Hamburger management is exactly like that. It uses whatever approach is quickest, cheapest, takes least thought, and delivers an immediate burst of feel-good results. And, just as a diet of fast food takes time to produce obesity, diabetes, and a myriad other ills, the probelms only show up later.

The more organizations put pressure on managers to handle impossible workloads and provide instant, infallible answers, the more they force them into macho, quick-fix styles of operation. Speed becomes almost the only criterion for choosing how to manage. Leaders become obsessed with pre-packaged answers, with following “industry best practice,” with copying the latest fashion trend in business. All because they can no longer allow themselves the patience, the time, or the energy, to think for themselves. In time, they forget how to do. Many even teach those following them that independent thinking is an impractical idea.

“Management by in-flight magazine"

Many organizations run on what many have termed “management by in-flight magazine." That’s making choices based on the kind of 300-word lists of “The 10 all-time best management/marketing/leadership/business tips” you find in in-flight magazines. Why pick on those publications?

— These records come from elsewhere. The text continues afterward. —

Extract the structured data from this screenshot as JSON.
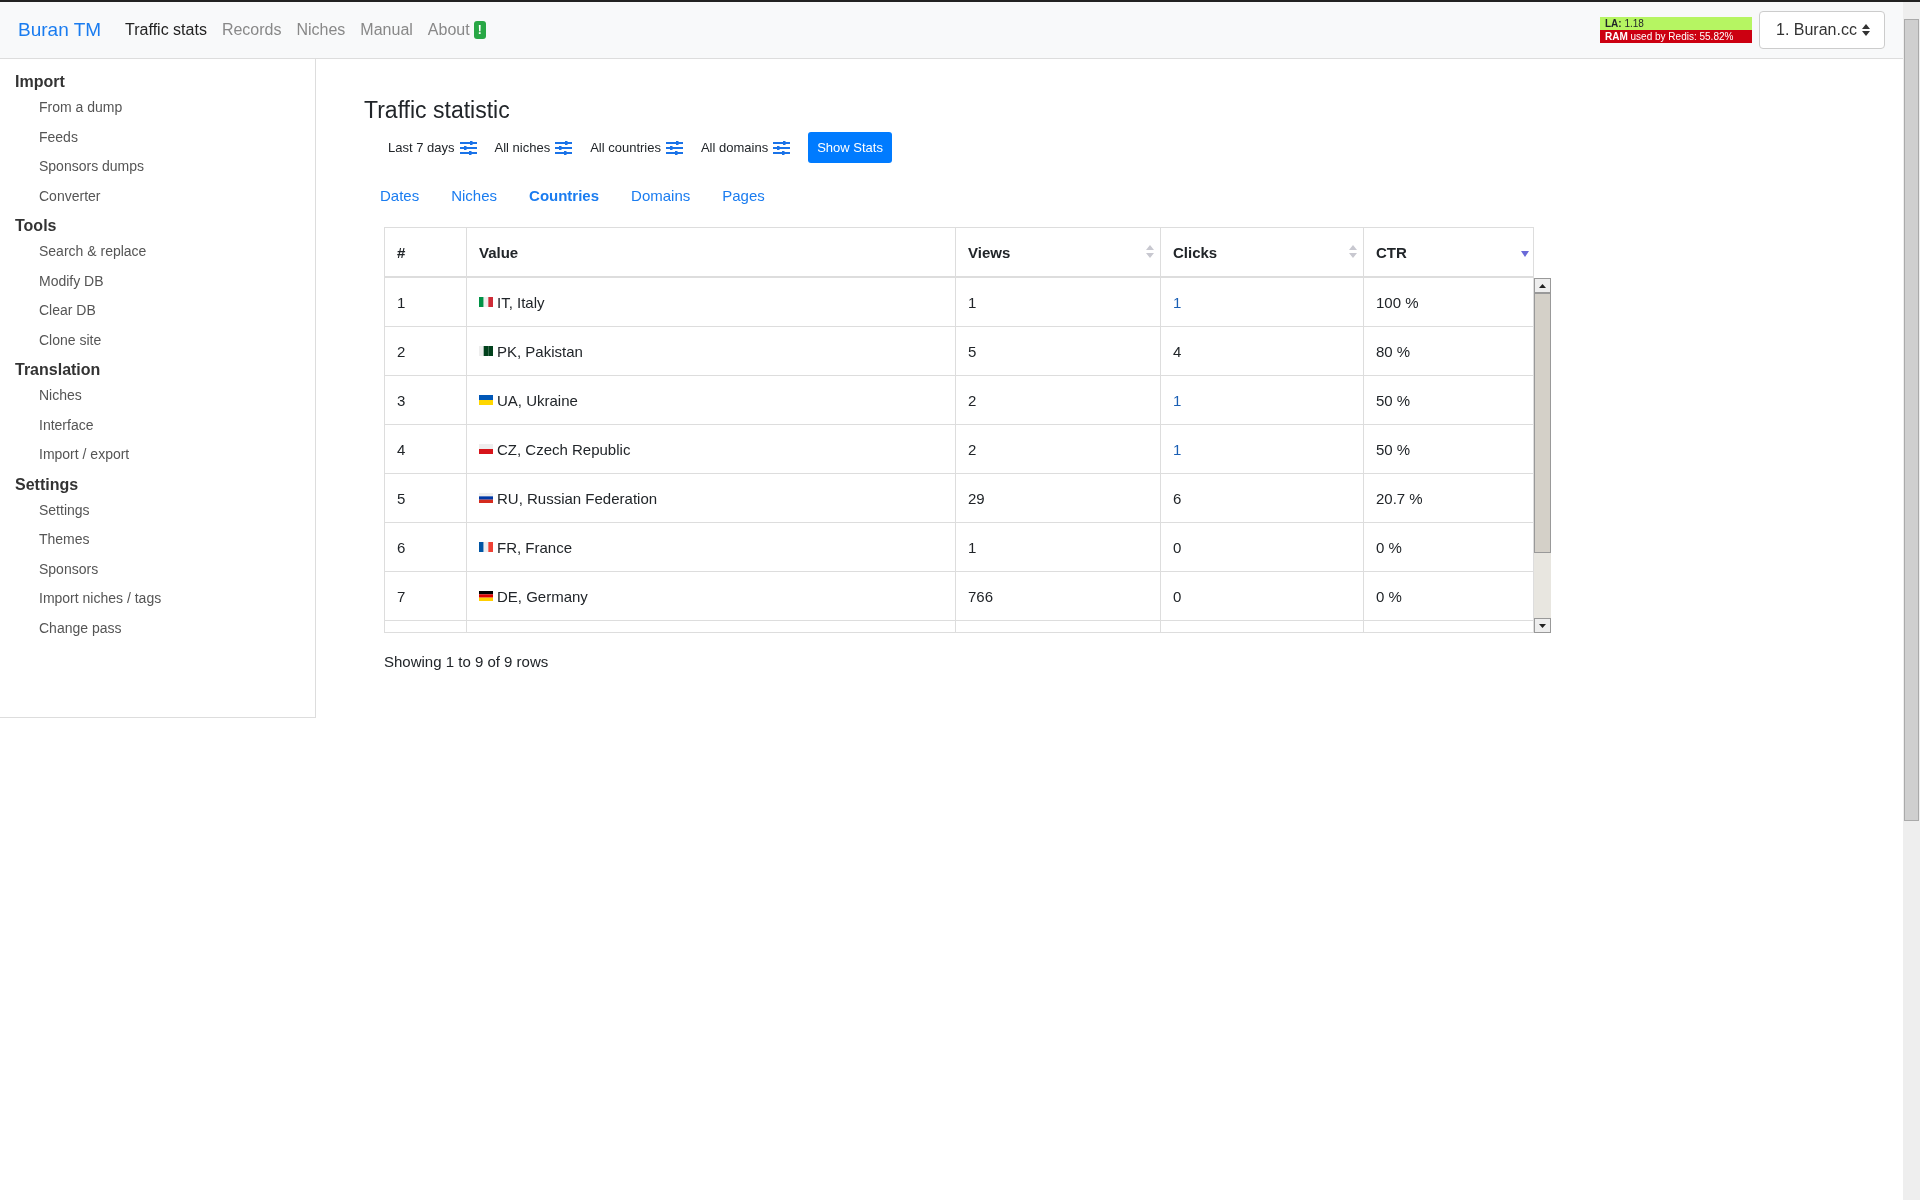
{
  "navbar": {
    "brand": "Buran TM",
    "items": [
      {
        "label": "Traffic stats",
        "selected": true
      },
      {
        "label": "Records",
        "selected": false
      },
      {
        "label": "Niches",
        "selected": false
      },
      {
        "label": "Manual",
        "selected": false
      },
      {
        "label": "About",
        "selected": false,
        "badge": "!"
      }
    ],
    "load": {
      "label": "LA:",
      "value": "1.18"
    },
    "ram": {
      "label": "RAM",
      "text": "used by Redis: 55.82%"
    },
    "site_select": {
      "value": "1. Buran.cc"
    }
  },
  "sidebar": {
    "groups": [
      {
        "title": "Import",
        "items": [
          "From a dump",
          "Feeds",
          "Sponsors dumps",
          "Converter"
        ]
      },
      {
        "title": "Tools",
        "items": [
          "Search & replace",
          "Modify DB",
          "Clear DB",
          "Clone site"
        ]
      },
      {
        "title": "Translation",
        "items": [
          "Niches",
          "Interface",
          "Import / export"
        ]
      },
      {
        "title": "Settings",
        "items": [
          "Settings",
          "Themes",
          "Sponsors",
          "Import niches / tags",
          "Change pass"
        ]
      }
    ]
  },
  "page_title": "Traffic statistic",
  "filters": [
    "Last 7 days",
    "All niches",
    "All countries",
    "All domains"
  ],
  "show_button": "Show Stats",
  "tabs": [
    {
      "label": "Dates",
      "selected": false
    },
    {
      "label": "Niches",
      "selected": false
    },
    {
      "label": "Countries",
      "selected": true
    },
    {
      "label": "Domains",
      "selected": false
    },
    {
      "label": "Pages",
      "selected": false
    }
  ],
  "table": {
    "columns": [
      {
        "label": "#"
      },
      {
        "label": "Value"
      },
      {
        "label": "Views",
        "sorted": false
      },
      {
        "label": "Clicks",
        "sorted": false
      },
      {
        "label": "CTR",
        "sorted": true
      }
    ],
    "rows": [
      {
        "n": "1",
        "flag": {
          "kind": "vertical",
          "stripes": [
            {
              "color": "#009246"
            },
            {
              "color": "#eeeeee"
            },
            {
              "color": "#ce2b37"
            }
          ]
        },
        "value": "IT, Italy",
        "views": "1",
        "clicks": "1",
        "clicks_link": true,
        "ctr": "100 %"
      },
      {
        "n": "2",
        "flag": {
          "kind": "vertical",
          "stripes": [
            {
              "color": "#eeeeee"
            },
            {
              "color": "#01411c"
            },
            {
              "color": "#01411c"
            }
          ]
        },
        "value": "PK, Pakistan",
        "views": "5",
        "clicks": "4",
        "clicks_link": false,
        "ctr": "80 %"
      },
      {
        "n": "3",
        "flag": {
          "kind": "horizontal",
          "stripes": [
            {
              "color": "#0057b7"
            },
            {
              "color": "#ffd700"
            }
          ]
        },
        "value": "UA, Ukraine",
        "views": "2",
        "clicks": "1",
        "clicks_link": true,
        "ctr": "50 %"
      },
      {
        "n": "4",
        "flag": {
          "kind": "horizontal",
          "stripes": [
            {
              "color": "#eeeeee"
            },
            {
              "color": "#d7141a"
            }
          ]
        },
        "value": "CZ, Czech Republic",
        "views": "2",
        "clicks": "1",
        "clicks_link": true,
        "ctr": "50 %"
      },
      {
        "n": "5",
        "flag": {
          "kind": "horizontal",
          "stripes": [
            {
              "color": "#eeeeee"
            },
            {
              "color": "#0039a6"
            },
            {
              "color": "#d52b1e"
            }
          ]
        },
        "value": "RU, Russian Federation",
        "views": "29",
        "clicks": "6",
        "clicks_link": false,
        "ctr": "20.7 %"
      },
      {
        "n": "6",
        "flag": {
          "kind": "vertical",
          "stripes": [
            {
              "color": "#0055a4"
            },
            {
              "color": "#eeeeee"
            },
            {
              "color": "#ef4135"
            }
          ]
        },
        "value": "FR, France",
        "views": "1",
        "clicks": "0",
        "clicks_link": false,
        "ctr": "0 %"
      },
      {
        "n": "7",
        "flag": {
          "kind": "horizontal",
          "stripes": [
            {
              "color": "#000000"
            },
            {
              "color": "#dd0000"
            },
            {
              "color": "#ffce00"
            }
          ]
        },
        "value": "DE, Germany",
        "views": "766",
        "clicks": "0",
        "clicks_link": false,
        "ctr": "0 %"
      }
    ]
  },
  "pagination_info": "Showing 1 to 9 of 9 rows"
}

Because many of these managers are almost constantly in transit and being on a plane provides one of the few times they ever have free for reading.

When you’re drowning in data and wordy, jargon-laden reports, brief tips are like a life-belt. They’re easy to grasp, quickly absorbed, and simple to digest. For the Hamburger Manager, anything that can’t be taken in and applied within a few minutes at most is dismissed as “impractical.”

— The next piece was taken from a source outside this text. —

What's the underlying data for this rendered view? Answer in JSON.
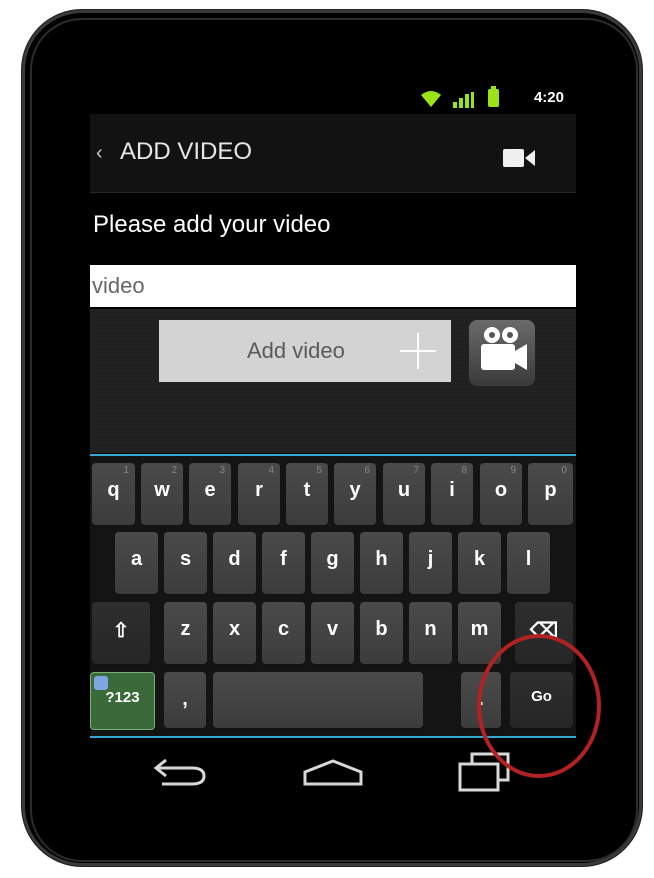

There goes just about all theory, all discussion, all exploration, and all careful consideration: dismissed as “impractical” on no better basis than that he or she hasn’t the time to read it, let alone think about it. No wonder we live in times when superficial articles written by journalists (also on crippling deadlines), and simplistic books by self-appointed gurus, have far greater impact than careful works of scholarly analysis and critical appreciation.

Slow down . . . for your mind’s sake too

Slowing down isn’t only good for your physical health. It’s vital for your mental abilities and intellectual development too. The world cannot be expressed only in neat, 10-item lists and questions with multiple-choice answers, however convenient and time-saving that might be. It isn’t possible to swallow true understanding in bite-sized, batter-coated nuggets. Seeing the right way to proceed takes time and effort. If you aren’t willing, or able, to make that effort, you shouldn’t be in a leadership position.

To be successful in the long-term, you must think for yourself. You must be able to distinguish between superficially attractive, jargon-laden platitudes and genuine insights. You must be able to ignore snake-oil sellers in favor of genuine thinkers, even if the mental food those thinkers offer takes a great deal of careful chewing.

Investors quickly learn that if something appears too good to be true, that’s what it is. Sadly, many managers have still to learn this simple fact. Instead, rushed, harried, and confused, they rely on mass-produced cliches and patented nostrums to solve their problems. They’ve become physically hyper-active and mental coach potatoes at the same time. And at a time when organizations in developing countries are catching up fast, the organizations that promote such managerial styles in cause of quick profits are risking their futures to innovations discovered elsewhere.

The empire of Rome collapsed when the Romans relied on paying outsiders to do their fighting for them. I wonder what will happen if today’s major corporations go on relying on superficiality, while paying consultants (who aren’t much better) to do their thinking for them?